Le troisième film du réalisateur japonais, Keiichi Hara, est éminemment singulier et personnel. Il porte son attention sur la fille du plus célèbre artiste japonais Katsushika Hokusai et nous raconte en détail une année de sa vie à Edo. C’est une toute jeune femme à l’âge des premiers émois amoureux que nous allons accompagner au fil des saisons. A l’encontre de son père, sa vie a failli sombrer dans l’oubli malgré les qualités artistiques indéniables de son travail. C’est une historienne et mangaka, Hinako Sugiura, qui l’a fait connaître au public japonais dans un manga non publié en France, Sarusuberi.
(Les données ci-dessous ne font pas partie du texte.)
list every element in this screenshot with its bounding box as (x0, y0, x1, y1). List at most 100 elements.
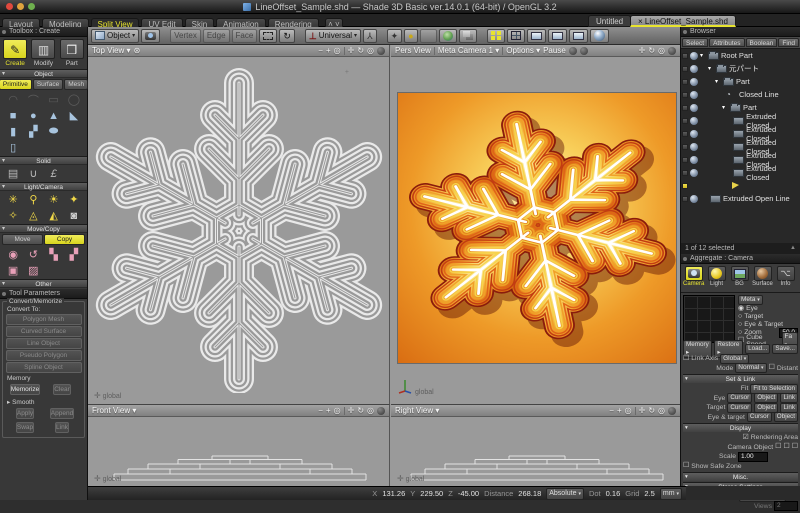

Respectueux du passé et du manga qu’il adapte partiellement, Keiichi Hara développe des sujets qui le passionnent depuis Un été avec Coo. Les liens familiaux sont au centre du film, la relation avec son père et maître de peinture bien sûr mais surtout l’attachement d’O Ei pour sa jeune soeur aveugle, O Nao. Le film est très sensuel, notamment dans l’évocation des ballades des deux soeurs. La cécité d’O Nao est contournée par l’attention portée aux bruits, aux odeurs, au sens du toucher, à l’évocation des couleurs…
Une très belle scène de jeux dans la neige ravive un souvenir de l’enfance d’O Ei, un des rares flash-back du film. O Ei, petite fille, accompagne son père lors d’une séance de dessin sur le vif, Hokusai dessine le paysage enneigé pendant que sa fille joue à lui lancer des boules de neige. Agacé, Hokusai tend à sa fille quelques feuilles de papier et des pinceaux pour qu’elle puisse dessiner et le laisser tranquille.
Dans ce film, Keiichi Hara imbrique à nouveau le fantastique avec le quotidien. Les nombreuses scènes nocturnes sont propices à l’évocation d’apparitions surnaturelles. Elles lui permettent aussi d’évoquer la passion d’O Ei pour les incendies, pour les jeux de lumière et d’ombre que l’on retrouve dans l’une de ses rares oeuvres signées, Scène de nuit dans le Yoshiwara, présentée lors du générique.
La scène de la tempête annonciatrice de la venue du dragon est un joli clin d’oeil à celle d’Un été avec Coo…
Enfin, Keiichi Hara n’hésite pas à utiliser à plusieurs reprises du rock pour accompagner notamment la marche dynamique d’ O Ei lorsqu’elle traverse le pont Ryogoku. Loin d’un anachronisme, ce choix ainsi que les dernières images montrant ce site à l’époque contemporaine, mêle le présent au passé dans cette histoire qui est avant tout intemporelle.